Brazil’s central bank is revving up its yearslong effort to bust up the country’s clubby banking industry, using a pandemic-driven shift toward touchless payments to launch its own digital platform.

The payment system, dubbed Pix, was set up and is maintained by the central bank instead of private payments players, unlike similar systems in other countries. Since its launch in November, Pix is already handling a larger share of digital payments than its private-sector alternatives, advancing the regulator’s goal of spurring competition and getting more Brazilians to use financial services.

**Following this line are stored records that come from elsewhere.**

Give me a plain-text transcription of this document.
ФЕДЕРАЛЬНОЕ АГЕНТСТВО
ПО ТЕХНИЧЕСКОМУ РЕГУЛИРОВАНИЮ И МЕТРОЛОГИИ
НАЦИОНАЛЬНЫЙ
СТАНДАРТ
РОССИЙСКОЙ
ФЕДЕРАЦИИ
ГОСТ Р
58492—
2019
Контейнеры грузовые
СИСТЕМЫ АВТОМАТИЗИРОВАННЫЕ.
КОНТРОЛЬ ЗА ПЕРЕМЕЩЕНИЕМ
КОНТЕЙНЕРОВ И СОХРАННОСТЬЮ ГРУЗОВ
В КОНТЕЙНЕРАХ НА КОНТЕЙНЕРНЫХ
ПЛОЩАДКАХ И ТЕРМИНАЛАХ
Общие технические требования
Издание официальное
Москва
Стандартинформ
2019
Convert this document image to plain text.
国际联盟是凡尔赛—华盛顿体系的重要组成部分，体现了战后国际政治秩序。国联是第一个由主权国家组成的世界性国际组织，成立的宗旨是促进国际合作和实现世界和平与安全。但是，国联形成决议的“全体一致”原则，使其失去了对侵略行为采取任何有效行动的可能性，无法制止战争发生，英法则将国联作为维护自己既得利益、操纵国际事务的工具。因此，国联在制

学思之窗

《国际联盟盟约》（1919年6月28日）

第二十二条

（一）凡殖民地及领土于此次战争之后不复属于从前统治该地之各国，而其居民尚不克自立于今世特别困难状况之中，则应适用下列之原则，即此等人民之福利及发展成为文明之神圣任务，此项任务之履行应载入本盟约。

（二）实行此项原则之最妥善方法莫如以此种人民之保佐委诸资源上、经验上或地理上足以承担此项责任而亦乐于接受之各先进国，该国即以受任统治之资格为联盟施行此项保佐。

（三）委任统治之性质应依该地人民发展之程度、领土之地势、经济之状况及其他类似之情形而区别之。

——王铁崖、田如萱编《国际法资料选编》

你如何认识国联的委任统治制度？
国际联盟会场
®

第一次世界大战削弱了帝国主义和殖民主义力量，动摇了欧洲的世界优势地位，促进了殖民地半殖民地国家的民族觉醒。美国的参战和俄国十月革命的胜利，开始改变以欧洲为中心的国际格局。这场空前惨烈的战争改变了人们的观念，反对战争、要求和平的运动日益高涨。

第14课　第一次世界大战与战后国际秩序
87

“Our concern is how can we make the system more competitive, more efficient?” said Roberto Campos Neto, president of the Central Bank of Brazil.

Although some of the banks who belonged to the old oligopoly are no doubt losing, many other firms are benefitting:

New entrants are expanding quickly and attracting both domestic and foreign investors, said Carlos Lobo, a partner at corporate law firm Hughes, Hubbard & Reed LLP.

“All companies in this ecosystem are seeing an absurd growth in their valuation. They are attracting foreign investors, who also like the regulation the central bank has in place.”

The benefit to welfare seems substantial. Suppose that payment systems are now taking a 2% fee. Whichever side of a transaction that is levied on, it is like a 2% tax in its distortionary effects. And it is like a 2% tax on top of other marginal tax rates in the narrower sense of taxes. An extra 2% added to the marginal tax rate would be a big deal. Ergo, a 2% payment fee is a big deal. If the government can make that go away, it is like a tax cut in its benefits for the economy.

Of course, another reason I am interested in making the electronic payment landscape more competitive is that when electronic payments (including payments with credit and debit cards) are a larger fraction of payments compared to paper currency transactions, then the modifications of paper currency policy needed to enable deep negative rates carry a lower political cost and hence are more likely to be used. And I see deep negative rates as something that could have saved us from most of the hit from the Great Recession. See:

Seeing digital cash in the context of opening up more monetary policy space points to one detail of how digital cash should be implemented: digital cash should have a nonzero interest rate. If, say, the rate was even as little as +3 basis points in a situation like today, that would at least set the precedent for a nonzero interest rate that could go negative at some point in the future. That would be better than to hardwire a zero interest rate into the payment system offerings of the government.

Central banks and other parts of governments should stop running away from negative rates and beginning explaining how wonderful they are. They help avoid recessions and thereby help savers: temporarily low rates lead to recovery and hither rates. Deep negative rates for a short time are better for savers than zero rates for years and years and years. Negative rates also help borrowers because borrowers are hurt by recessions and negative rates end recessions sooner. And they give borrowers more buying power during the recession when they need it most.